Of course there was some negotiation, but it appears the owning couple had rebuilt the burned-down building, and had run out of money before they could properly furnish it. And financial stress always leads to marital stress.
And so it was that I was able to purchase the El Morro at the right price with funds left over for the re-furnishing and the decoration.
In a matter of days we closed escrow, and then it was time to re-imagine the motel, for it was not then a successful operation.
It gradually came to me that the building was a work of art, and to this day, I have no idea who the architect was; but it slowly dawned upon me that it was to me to complete the work. It was a kiss or a voice from God. From whence came the notion of calling it the Masterpiece Hotel, I have no idea.
Doesn't sound like much, does it? But… it was pure inspiration.
Immediately I researched the name and applied for a copyright.
Then, everything fell into place: do the walls and rooms with reproductions of great masterpieces of art from all periods (I'd love originals like Steve Wynn has at the Bellagio in Vegas, then again he went broke a couple of times). So I contacted a friend of mine, Del Crawford of Mulberry Galleries in Santa Cruz, and we picked out the pieces, one by one, and he framed them, and I picked the spots where they were to be hung, and I was very fussy about every one of them.
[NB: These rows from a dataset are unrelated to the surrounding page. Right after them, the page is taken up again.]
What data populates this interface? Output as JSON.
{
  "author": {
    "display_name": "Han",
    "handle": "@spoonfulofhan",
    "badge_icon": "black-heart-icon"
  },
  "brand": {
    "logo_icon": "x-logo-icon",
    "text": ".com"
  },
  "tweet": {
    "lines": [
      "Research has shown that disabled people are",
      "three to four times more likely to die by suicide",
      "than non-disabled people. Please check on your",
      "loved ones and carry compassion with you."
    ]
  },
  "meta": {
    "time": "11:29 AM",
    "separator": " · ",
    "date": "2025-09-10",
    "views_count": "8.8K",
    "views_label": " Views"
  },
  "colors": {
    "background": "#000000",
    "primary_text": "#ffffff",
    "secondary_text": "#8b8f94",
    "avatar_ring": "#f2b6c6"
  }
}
Poor, long-suffering wife and daughter back in Santa Cruz missed me (I hope).
Oh, and we got to decorate the rooms, mucho dinero.
Of course a masterpiece needed $2500 mattresses. Next came the Roman Spa, more expensive than any in Hearst Castle. Almost.
There were two spare parking spaces under the building and it must have come out of another dream, why not a Roman spa--elegant, luxurious, even decadent. If it was good enough for the Romans, it would be good enough for our customers.
Where did the idea for the sign come from? It had to be Van Gogh, of course, with his easel and before he cut off one of his ears. I had a wonderful artist design it and we got some resistance about the lush colors from the Morro Bay City Council, but we persevered and they decided to humor us
I don't think they ever regretted it, especially since we received a Morro Bay Beautiful award, presented to us by Elaine LaLanne, Jack's wife. Yes, they live in Morro Bay, so we added a workout room with a couple of Jack’s autographed photos.
There it is, a minor masterpiece. As Benjamin Franklin or someone once said, inspiration and perspiration. So enjoy the Masterpiece Hotel--your comfort… and pleasure, and a good night's sleep, are the purposes behind its creation.
And of course it was to realize a dream.
Someday, I will tell the story of La Serena Inn, now known also as The Bird Friends Inn of Morro Bay, but that is a work in progress, and it is too early yet to understand it completely. But, a great place to stay at right now.